Book / Journal cover © De Gruyter

Book / Journal cover © De Gruyter

News from Feb 13, 2025

Drawing on the example of "Widsith", one of the few Old English elegies to combine striking formal complexity with sophisticated metapoetical reflections, Andrew James Johnston's essay "'Widsith' und die Geburt der altenglischen Lyrik aus dem Geist der Epik" (in German) demonstrates how early medieval English poetry developed and unfolded, by performative means, a specific understanding of the lyric. As argued by Johnston (Cluster Co-Director and member of Research Area 3: "Future Perfect"), the texts in question carved out a space for lyric poetry beyond the confines of the epic, thereby furnishing the underlying poetics with a formal and literary-historical foil and foundation while also allowing the distinct domain of the lyric to operate as a kind of laboratory in which literary-theoretical concepts could be put to the test.

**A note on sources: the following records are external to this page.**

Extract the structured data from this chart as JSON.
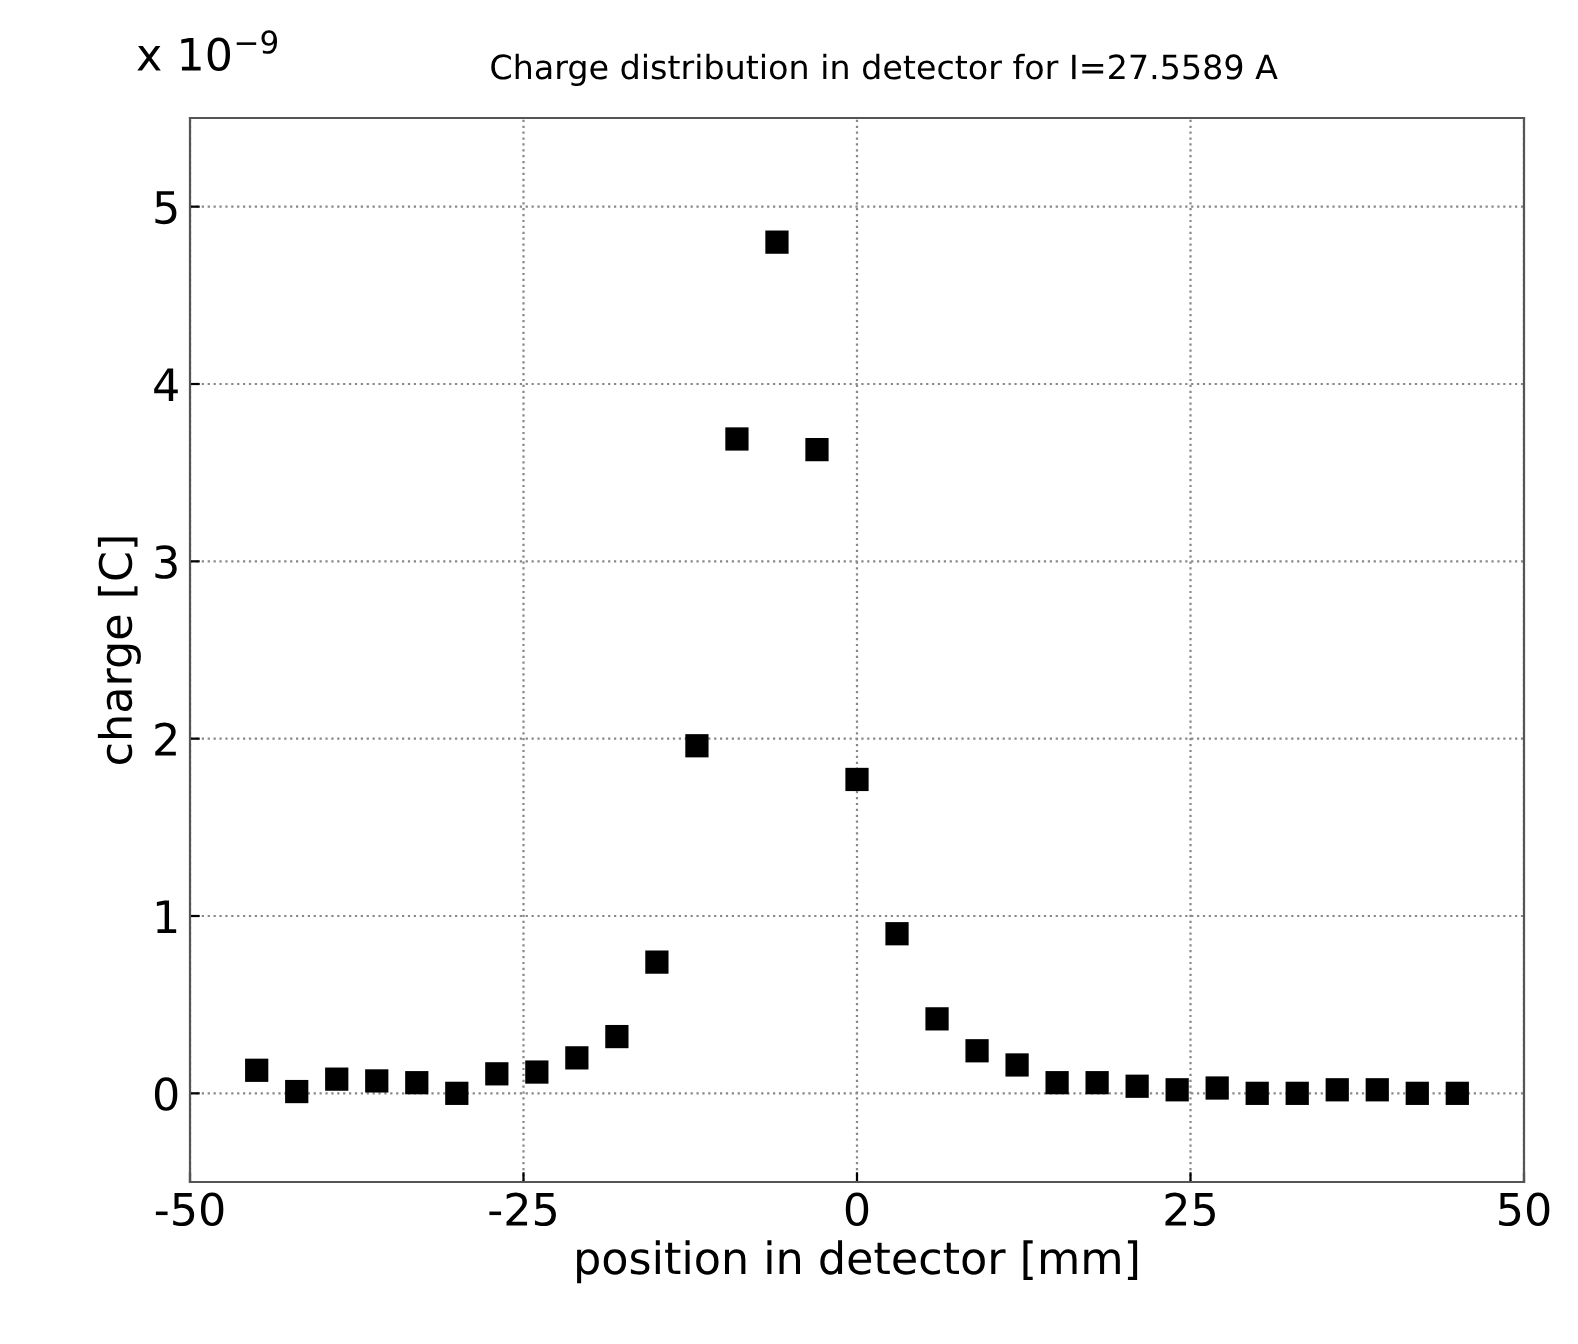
{
  "chart_data": {
    "type": "scatter",
    "title": "Charge distribution in detector for I=27.5589 A",
    "xlabel": "position in detector [mm]",
    "ylabel": "charge [C]",
    "annotations": [
      "x 10$^{−9}$"
    ],
    "x": [
      -45,
      -42,
      -39,
      -36,
      -33,
      -30,
      -27,
      -24,
      -21,
      -18,
      -15,
      -12,
      -9,
      -6,
      -3,
      0,
      3,
      6,
      9,
      12,
      15,
      18,
      21,
      24,
      27,
      30,
      33,
      36,
      39,
      42,
      45
    ],
    "series": [
      {
        "color": "#000000",
        "values": [
          0.13,
          0.01,
          0.08,
          0.07,
          0.06,
          0.0,
          0.11,
          0.12,
          0.2,
          0.32,
          0.74,
          1.96,
          3.69,
          4.8,
          3.63,
          1.77,
          0.9,
          0.42,
          0.24,
          0.16,
          0.06,
          0.06,
          0.04,
          0.02,
          0.03,
          0.0,
          0.0,
          0.02,
          0.02,
          0.0,
          0.0
        ]
      }
    ],
    "xlim": [
      -50,
      50
    ],
    "xticks": [
      -50,
      -25,
      0,
      25,
      50
    ],
    "ylim": [
      -0.5,
      5.5
    ],
    "yticks": [
      0,
      1,
      2,
      3,
      4,
      5
    ],
    "grid": true,
    "marker": "square"
  }
}
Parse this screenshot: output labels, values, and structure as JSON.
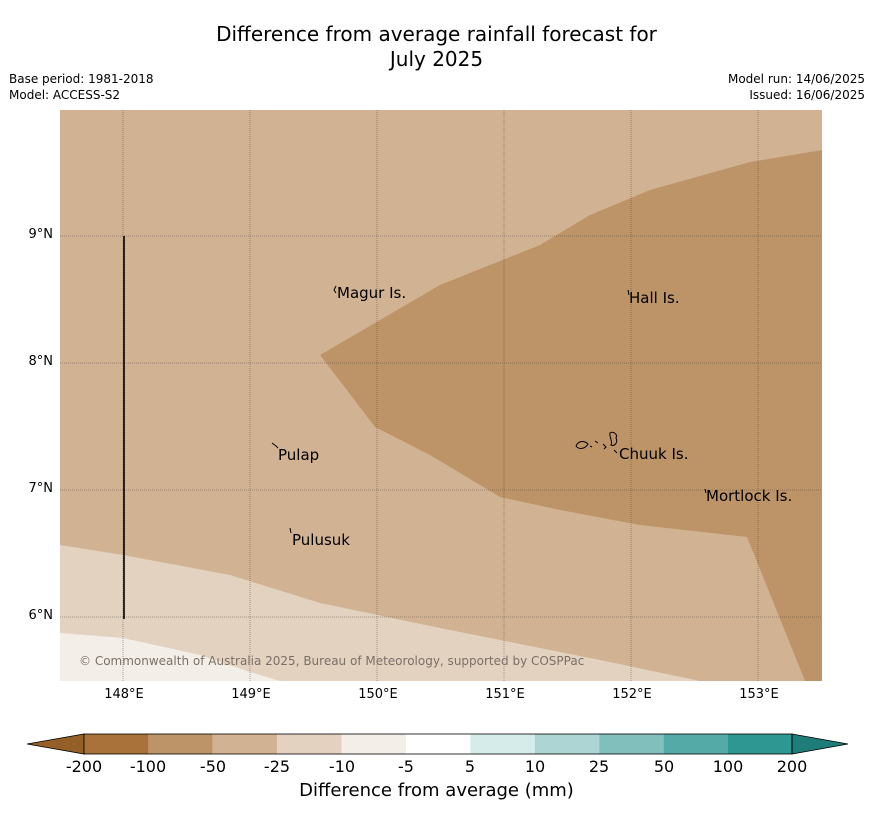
{
  "title": {
    "line1": "Difference from average rainfall forecast for",
    "line2": "July 2025"
  },
  "meta": {
    "base_period": "Base period: 1981-2018",
    "model": "Model: ACCESS-S2",
    "model_run": "Model run: 14/06/2025",
    "issued": "Issued: 16/06/2025"
  },
  "map": {
    "lon_ticks": [
      "148°E",
      "149°E",
      "150°E",
      "151°E",
      "152°E",
      "153°E"
    ],
    "lat_ticks": [
      "9°N",
      "8°N",
      "7°N",
      "6°N"
    ],
    "places": [
      {
        "name": "Magur Is."
      },
      {
        "name": "Hall Is."
      },
      {
        "name": "Pulap"
      },
      {
        "name": "Chuuk Is."
      },
      {
        "name": "Mortlock Is."
      },
      {
        "name": "Pulusuk"
      }
    ],
    "copyright": "© Commonwealth of Australia 2025, Bureau of Meteorology, supported by COSPPac"
  },
  "colorbar": {
    "ticks": [
      "-200",
      "-100",
      "-50",
      "-25",
      "-10",
      "-5",
      "5",
      "10",
      "25",
      "50",
      "100",
      "200"
    ],
    "colors": [
      "#a8723a",
      "#bd9467",
      "#d1b393",
      "#e3d2c0",
      "#f4eee8",
      "#ffffff",
      "#d6ecea",
      "#acd5d3",
      "#80bfbc",
      "#53aaa7",
      "#2e9792"
    ],
    "low_extend_color": "#946028",
    "high_extend_color": "#1f7d79",
    "title": "Difference from average (mm)"
  },
  "colors": {
    "region_lt_minus50": "#bd9467",
    "region_minus50_minus25": "#d1b393",
    "region_minus25_minus10": "#e3d2c0",
    "region_minus10_minus5": "#f4eee8"
  }
}
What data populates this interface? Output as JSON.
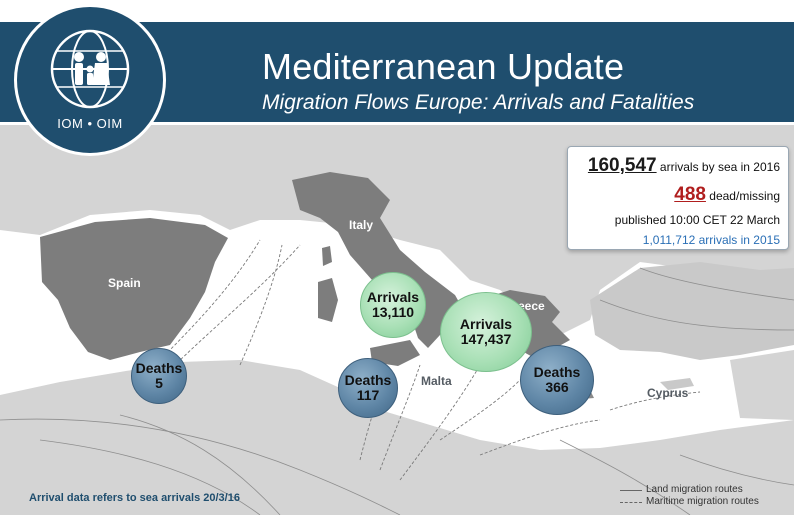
{
  "header": {
    "title": "Mediterranean Update",
    "subtitle": "Migration Flows Europe: Arrivals and Fatalities",
    "band_color": "#1f4e6e"
  },
  "logo": {
    "text": "IOM • OIM",
    "icon": "iom-family-globe-icon"
  },
  "stats": {
    "arrivals_value": "160,547",
    "arrivals_suffix": " arrivals by sea in 2016",
    "dead_value": "488",
    "dead_suffix": " dead/missing",
    "published": "published 10:00 CET 22 March",
    "prev_year": "1,011,712 arrivals in 2015",
    "dead_color": "#b01e1e",
    "prev_color": "#2a6fb6"
  },
  "map": {
    "countries": {
      "spain": "Spain",
      "italy": "Italy",
      "greece": "Greece",
      "malta": "Malta",
      "cyprus": "Cyprus"
    },
    "bubbles": {
      "spain_deaths": {
        "label": "Deaths",
        "value": "5"
      },
      "italy_arrivals": {
        "label": "Arrivals",
        "value": "13,110"
      },
      "italy_deaths": {
        "label": "Deaths",
        "value": "117"
      },
      "greece_arrivals": {
        "label": "Arrivals",
        "value": "147,437"
      },
      "greece_deaths": {
        "label": "Deaths",
        "value": "366"
      }
    }
  },
  "footnote": "Arrival data refers to sea arrivals 20/3/16",
  "legend": {
    "land": "Land migration routes",
    "maritime": "Maritime migration routes"
  }
}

Published in: Mittelalterliche Lyrik im Kontext, edited by Beate Kellner and Alexander Rudolph, 175–88. Deutsche Literatur. Studien und Quellen 49. Berlin/Boston: De Gruyter, 2024. (Open Access)

  

The Special Issue: Touching Troy (Anglia 142.3 [2024]), edited by Andrew James Johnston, Wolfram R. Keller (Research Area 3: "Future Perfect") and Henry Ravenhall, focuses on a narrative that enjoyed immense popularity in medieval and early modern Western Europe: the story of Troy. More specifically, the papers compiled in the volume address multiple questions associated with the problem of touch in medieval literature, and, in so doing, explore the relevance that issue may have for attitudes toward materiality in late modernity. Embracing a broad understanding of touch as a transformational epistemological category, as a way of knowing, of apprehending, of understanding entities, especially in material terms, but also as one of forming new relations, of producing new knowledge, of generating innovation and of expressing a desire for bridging the gap between the past and the present, the special issue thus takes a deliberately expansive view of the phenomenon to shed fresh light on the thick social and affective relations in which the Troy story came to be embedded across time.